Background: Multiple genome-wide and candidate gene association studies have been conducted in search of common risk variants for breast cancer. Recent large meta analyses, consolidating evidence from these studies, have been consistent in highlighting the caspase-8 (CASP8) gene as important in this regard. To define a risk haplotype and map the CASP8 gene region with respect to underlying susceptibility variant/s, we screened four genes in the CASP8 region on 2q33-q34 for breast cancer risk.
Methods: Two independent data sets from the United Kingdom and the United States, including 3,888 breast cancer cases and controls, were genotyped for 45 tagging single nucleotide polymorphisms (tSNP) in the expanded CASP8 region. SNP and haplotype association tests were carried out using Monte Carlo-based methods.
Results: We identified a three-SNP haplotype across rs3834129, rs6723097, and rs3817578 that was significantly associated with breast cancer (P < 5 × 10−6), with a dominant risk ratio and 95% CI of 1.28 (1.21–1.35) and frequency of 0.29 in controls. Evidence for this risk haplotype was extremely consistent across the two study sites and also consistent with previous data.
Conclusion: This three-SNP risk haplotype represents the best characterization so far of the chromosome upon which the susceptibility variant resides.
Impact: Characterization of the risk haplotype provides a strong foundation for resequencing efforts to identify the underlying risk variant, which may prove useful for individual-level risk prediction, and provide novel insights into breast carcinogenesis. Cancer Epidemiol Biomarkers Prev; 21(1); 176–81. ©2011 AACR.
The caspase-8 (CASP8) gene is one of only 3 genes identified as possessing common variants with strong and noteworthy associations with breast cancer risk based on cumulative evidence from candidate gene and genome-wide association studies (1, 2). Similarly, pooled and metaanalyses focusing on CASP8 specifically have indicated strong associations with breast cancer (3–5). In particular, these refer to the highly significant association of the minor allele at D302H in exon 12 (rs1045485) and decreased risk. Some data suggest that another variant, a 6-bp deletion in the CASP8 promoter (−652 6N del, rs3834129) is associated with breast cancer, although the evidence for this variant is much less consistent (6–8). There is no known functional effect of rs1045485 (9), and it is very rare in Asian populations. The del allele of rs3834129 has been suggested to remove an Spl transcription-binding site, although functional data on the effects of this change in lymphocytes are conflicting (6, 9). Evidence thus far suggests that it is likely that other variant/s in linkage disequilibrium (LD) with rs1045485 and/or rs3834129 will be the critical variant/s.

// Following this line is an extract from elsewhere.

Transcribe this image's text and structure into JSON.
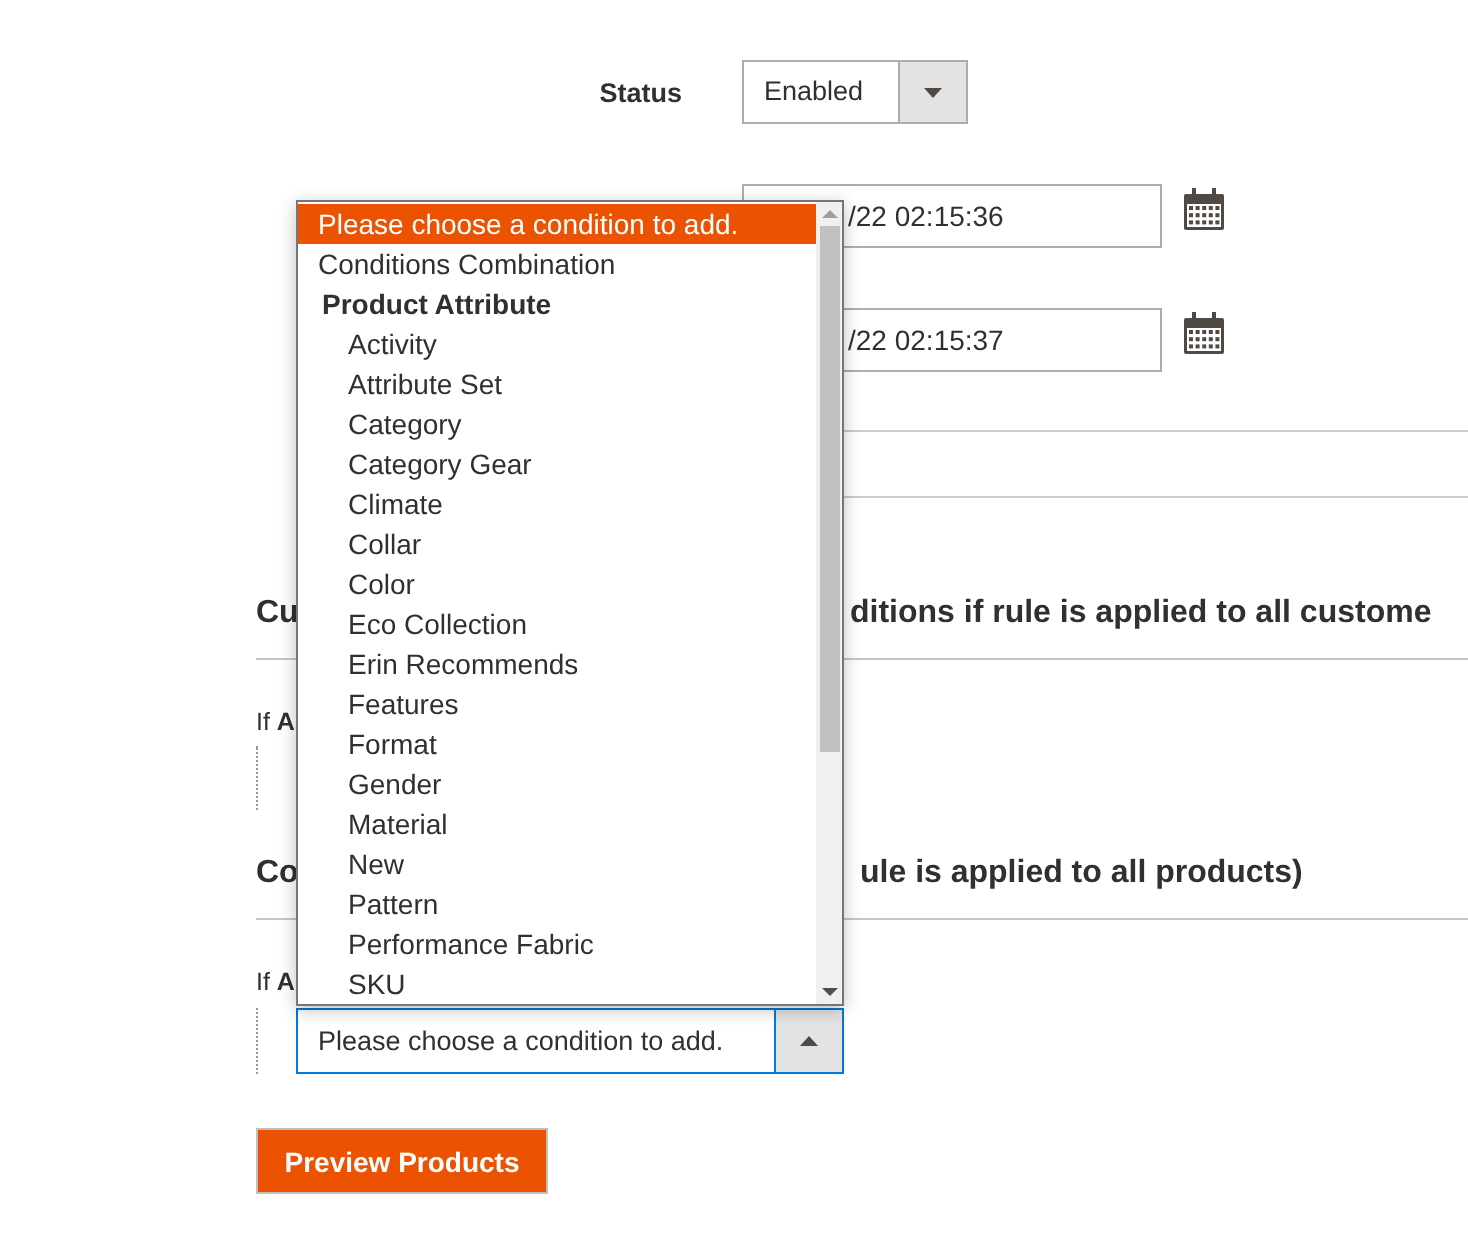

CASP8 resides at chromosome 2q33. Two other genes, caspase-10 (CASP10) and amyotrophic lateral sclerosis 2 (juvenile) chromosome region candidate 12 (ALS2CR12), lie directly adjacent to CASP8. Like CASP8, CASP10 is an initiator of apoptosis, and the CASP10 V410I variant has been reported to be associated with breast cancer (10). Another gene, called “CASP8 and FADD-like Apoptosis Regulator” (CFLAR) lies centromeric to CASP10. It is a member of the same gene family as CASP8 and CASP10, but acts as a negative regulator of apoptosis (11). Given their physical proximity to CASP8 and functional relevance (CASP10/CFLAR), the critical variants could reasonably lie in any of these 4 genes.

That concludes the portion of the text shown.